On Feb. 8, the National Football League (NFL)’s 2026 hiring cycle concluded. The 2025 season left 10 head coaching positions vacant, and no Black head coaches were hired to fill them for the upcoming season. The hiring cycle resulted in one minority hire, Tennessee Titans’ head coach Robert Saleh, who is of Lebanese descent. There are now only three Black head coaches in the league: The New York Jets’ Aaron Glenn, the Tampa Bay Buccaneers’ Todd Bowles, and the Houston Texans’ DeMeco Ryans. This marks the fifth time since 2003—the start of the Rooney Rule—during which no Black coaches were hired during a coaching cycle.
The Rooney Rule was adopted following the unjust firings of Black coaches Tony Dungy and Dennis Green, aiming to counteract the historically low number of minorities in head coaching positions. Originally, the policy required that every team with a head coach vacancy must interview at least one Black candidate before making a new hire.
After several changes over the following years, the current policy outlines three main rules. First, teams must interview at least two external minority candidates for head coaching vacancies and at least one external minority candidate for coordinator positions. In addition, they must interview at least one minority and/or female candidate for senior-level positions, such as team president and senior executive.
Second, as of 2022, clubs must conduct external interviews with a minority and/or female candidate for open quarterback coach positions, which are often a stepping stone to coordinator and head coaching jobs. The rule was implemented to help increase the pool of qualified minority coaches in the future.
Finally, the league introduced incentives for developing diverse talent.
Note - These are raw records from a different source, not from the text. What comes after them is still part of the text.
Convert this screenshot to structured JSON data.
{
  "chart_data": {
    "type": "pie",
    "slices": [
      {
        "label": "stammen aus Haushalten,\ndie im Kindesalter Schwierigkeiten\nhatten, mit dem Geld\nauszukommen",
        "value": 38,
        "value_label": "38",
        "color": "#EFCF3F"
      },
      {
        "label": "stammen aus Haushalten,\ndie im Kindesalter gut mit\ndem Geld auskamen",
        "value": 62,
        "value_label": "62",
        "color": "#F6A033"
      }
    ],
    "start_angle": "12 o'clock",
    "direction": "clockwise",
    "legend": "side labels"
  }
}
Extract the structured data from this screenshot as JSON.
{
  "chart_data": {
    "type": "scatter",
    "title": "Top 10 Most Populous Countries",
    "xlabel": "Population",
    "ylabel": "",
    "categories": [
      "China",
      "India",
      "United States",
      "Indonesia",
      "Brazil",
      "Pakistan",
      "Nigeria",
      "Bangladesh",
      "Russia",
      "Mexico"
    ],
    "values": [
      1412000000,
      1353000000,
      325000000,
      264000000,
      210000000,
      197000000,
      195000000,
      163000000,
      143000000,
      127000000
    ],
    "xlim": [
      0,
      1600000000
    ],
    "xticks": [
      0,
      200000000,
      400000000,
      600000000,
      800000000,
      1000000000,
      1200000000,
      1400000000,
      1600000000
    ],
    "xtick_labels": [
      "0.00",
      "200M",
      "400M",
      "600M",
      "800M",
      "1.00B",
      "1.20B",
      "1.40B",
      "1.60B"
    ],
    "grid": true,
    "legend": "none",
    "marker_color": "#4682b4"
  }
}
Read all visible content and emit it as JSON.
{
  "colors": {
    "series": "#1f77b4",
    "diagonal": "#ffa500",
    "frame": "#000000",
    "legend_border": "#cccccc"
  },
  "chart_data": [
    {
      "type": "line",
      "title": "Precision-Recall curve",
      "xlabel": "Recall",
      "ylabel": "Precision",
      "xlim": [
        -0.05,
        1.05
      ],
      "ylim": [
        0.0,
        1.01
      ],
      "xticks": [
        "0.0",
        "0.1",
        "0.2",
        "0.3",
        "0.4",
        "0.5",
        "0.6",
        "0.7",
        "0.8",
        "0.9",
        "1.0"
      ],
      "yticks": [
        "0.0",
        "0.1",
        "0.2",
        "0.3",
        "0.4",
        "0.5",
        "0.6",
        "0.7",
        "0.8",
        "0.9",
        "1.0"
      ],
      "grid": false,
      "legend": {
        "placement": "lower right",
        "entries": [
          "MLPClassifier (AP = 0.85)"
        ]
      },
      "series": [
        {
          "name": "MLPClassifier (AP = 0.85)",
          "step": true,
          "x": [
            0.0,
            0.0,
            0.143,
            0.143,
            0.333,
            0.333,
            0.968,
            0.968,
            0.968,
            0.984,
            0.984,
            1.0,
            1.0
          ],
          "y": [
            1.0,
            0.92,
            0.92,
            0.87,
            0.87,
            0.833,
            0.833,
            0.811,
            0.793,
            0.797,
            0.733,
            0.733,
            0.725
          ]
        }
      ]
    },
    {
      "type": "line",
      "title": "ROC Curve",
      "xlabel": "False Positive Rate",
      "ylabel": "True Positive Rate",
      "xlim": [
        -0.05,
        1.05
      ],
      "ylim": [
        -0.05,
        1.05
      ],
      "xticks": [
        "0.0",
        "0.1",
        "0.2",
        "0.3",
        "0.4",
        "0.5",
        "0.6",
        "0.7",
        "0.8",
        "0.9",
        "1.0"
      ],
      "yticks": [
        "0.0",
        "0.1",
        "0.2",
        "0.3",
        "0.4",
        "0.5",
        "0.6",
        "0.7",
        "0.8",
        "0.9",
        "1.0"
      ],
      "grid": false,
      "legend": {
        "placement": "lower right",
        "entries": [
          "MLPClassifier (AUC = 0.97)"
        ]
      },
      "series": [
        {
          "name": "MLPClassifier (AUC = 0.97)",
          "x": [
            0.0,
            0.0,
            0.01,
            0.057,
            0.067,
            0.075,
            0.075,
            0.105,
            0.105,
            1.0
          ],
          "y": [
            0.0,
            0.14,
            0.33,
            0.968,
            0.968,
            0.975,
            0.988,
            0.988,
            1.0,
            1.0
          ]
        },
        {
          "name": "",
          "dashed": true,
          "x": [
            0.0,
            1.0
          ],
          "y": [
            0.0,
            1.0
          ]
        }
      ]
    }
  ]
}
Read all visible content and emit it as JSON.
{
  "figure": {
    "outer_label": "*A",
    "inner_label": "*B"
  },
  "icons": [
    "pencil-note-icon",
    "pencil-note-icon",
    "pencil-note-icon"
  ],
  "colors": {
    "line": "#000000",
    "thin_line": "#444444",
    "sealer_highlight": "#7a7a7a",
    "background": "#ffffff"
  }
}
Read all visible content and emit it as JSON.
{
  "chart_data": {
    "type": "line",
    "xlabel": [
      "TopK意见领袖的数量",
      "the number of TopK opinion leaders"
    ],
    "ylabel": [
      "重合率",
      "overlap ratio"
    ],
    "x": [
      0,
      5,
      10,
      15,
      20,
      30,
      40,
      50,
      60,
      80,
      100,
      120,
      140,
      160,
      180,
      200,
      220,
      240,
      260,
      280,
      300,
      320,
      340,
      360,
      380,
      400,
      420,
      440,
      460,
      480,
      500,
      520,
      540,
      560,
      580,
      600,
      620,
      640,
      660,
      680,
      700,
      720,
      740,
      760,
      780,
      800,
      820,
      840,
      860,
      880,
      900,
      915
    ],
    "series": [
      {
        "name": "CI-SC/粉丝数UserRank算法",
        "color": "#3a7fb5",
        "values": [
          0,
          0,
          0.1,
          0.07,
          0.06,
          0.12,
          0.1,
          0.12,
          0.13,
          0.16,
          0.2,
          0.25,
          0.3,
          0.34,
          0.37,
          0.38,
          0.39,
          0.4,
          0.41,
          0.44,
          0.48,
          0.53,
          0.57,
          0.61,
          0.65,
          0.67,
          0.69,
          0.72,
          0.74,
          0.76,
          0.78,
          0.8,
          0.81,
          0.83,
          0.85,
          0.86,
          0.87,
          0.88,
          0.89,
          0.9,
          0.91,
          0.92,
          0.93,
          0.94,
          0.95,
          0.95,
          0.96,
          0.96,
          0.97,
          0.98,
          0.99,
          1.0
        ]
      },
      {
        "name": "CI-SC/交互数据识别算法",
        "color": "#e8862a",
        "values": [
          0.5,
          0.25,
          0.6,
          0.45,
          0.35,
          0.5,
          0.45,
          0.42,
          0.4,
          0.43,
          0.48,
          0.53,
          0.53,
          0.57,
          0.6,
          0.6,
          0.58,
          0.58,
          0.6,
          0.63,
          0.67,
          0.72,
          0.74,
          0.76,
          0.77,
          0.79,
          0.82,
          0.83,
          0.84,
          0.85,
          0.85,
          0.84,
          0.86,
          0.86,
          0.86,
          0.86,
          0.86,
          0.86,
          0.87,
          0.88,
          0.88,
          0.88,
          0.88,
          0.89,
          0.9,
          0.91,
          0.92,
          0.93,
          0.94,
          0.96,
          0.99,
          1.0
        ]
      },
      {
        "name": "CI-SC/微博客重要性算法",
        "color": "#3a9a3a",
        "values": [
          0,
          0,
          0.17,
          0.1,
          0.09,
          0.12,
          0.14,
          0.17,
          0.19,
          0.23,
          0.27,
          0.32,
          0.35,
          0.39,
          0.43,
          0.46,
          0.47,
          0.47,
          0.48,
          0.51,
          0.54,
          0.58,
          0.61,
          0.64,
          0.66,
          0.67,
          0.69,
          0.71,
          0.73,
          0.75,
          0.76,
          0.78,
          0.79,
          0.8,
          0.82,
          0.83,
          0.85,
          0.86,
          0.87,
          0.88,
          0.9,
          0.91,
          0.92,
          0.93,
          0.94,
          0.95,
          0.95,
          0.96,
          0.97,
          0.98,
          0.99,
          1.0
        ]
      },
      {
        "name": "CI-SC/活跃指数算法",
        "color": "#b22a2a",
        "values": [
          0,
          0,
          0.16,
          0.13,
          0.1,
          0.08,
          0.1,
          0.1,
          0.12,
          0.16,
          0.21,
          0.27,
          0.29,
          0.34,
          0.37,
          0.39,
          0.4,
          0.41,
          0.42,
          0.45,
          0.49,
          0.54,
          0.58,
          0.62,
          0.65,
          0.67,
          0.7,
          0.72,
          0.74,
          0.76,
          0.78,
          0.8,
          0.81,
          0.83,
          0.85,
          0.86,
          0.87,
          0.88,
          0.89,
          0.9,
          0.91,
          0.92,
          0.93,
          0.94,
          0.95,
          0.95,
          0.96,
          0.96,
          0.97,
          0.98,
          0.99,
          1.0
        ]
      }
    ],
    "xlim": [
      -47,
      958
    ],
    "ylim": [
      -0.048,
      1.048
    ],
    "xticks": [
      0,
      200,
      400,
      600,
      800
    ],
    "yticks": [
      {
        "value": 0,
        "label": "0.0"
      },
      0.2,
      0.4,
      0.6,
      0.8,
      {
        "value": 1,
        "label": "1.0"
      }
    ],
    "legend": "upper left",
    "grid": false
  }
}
Teams with minority candidates who are later hired as head coaches or general managers will receive third-round compensatory picks for two years, with an additional year awarded if both a coach and executive are hired elsewhere.
While the Rooney Rule aims to balance representation and diverse hiring within the league, its regulations ultimately do not dictate who occupies positions of power. According to a survey conducted in 2023 by The Institute for Diversity and Ethics in Sport (TIDES), Black athletes make up 53.5 per cent of the players in the NFL. However, in this season alone, the number of Black head coaches remains less than 10 per cent, occupying just three of 32 positions. The last time Black representation was this low was in 2002, before the adoption of the Rooney Rule, when there were just two Black coaches in the entire league. The imbalance in head coaching roles highlights a broader power dynamic within the NFL: Black athletes overwhelmingly populate the field, yet decision-making authority remains in the hands of white coaches.
In a period when the United States is growing increasingly conservative, the issue of representation in sports is at the forefront of the conversation. Recently, U.S. President Donald J. Trump has moved to end federal government diversity, equity, and inclusion (DEI) programs, while many large companies are following suit.
While NFL commissioner Roger Goodell has stated his continuous commitment to “diversity efforts” in the league, it is clear that the NFL has failed to deliver on its promise of DEI.
Following the backlash of the recent hiring cycle, Goodell has reflected that the league needs to reevaluate its approaches to minority hiring. Yet, the shortcomings of the Rooney Rule should not be taken as proof that diversity policies are unnecessary. Rather, they expose the limits of such rules in confronting and dismantling deeply embedded institutional racism. Interview mandates alone cannot dismantle power structures that have historically excluded Black leadership. If anything, the NFL’s continued disparities underscore that these policies are a starting point, and that more meaningful reform is needed.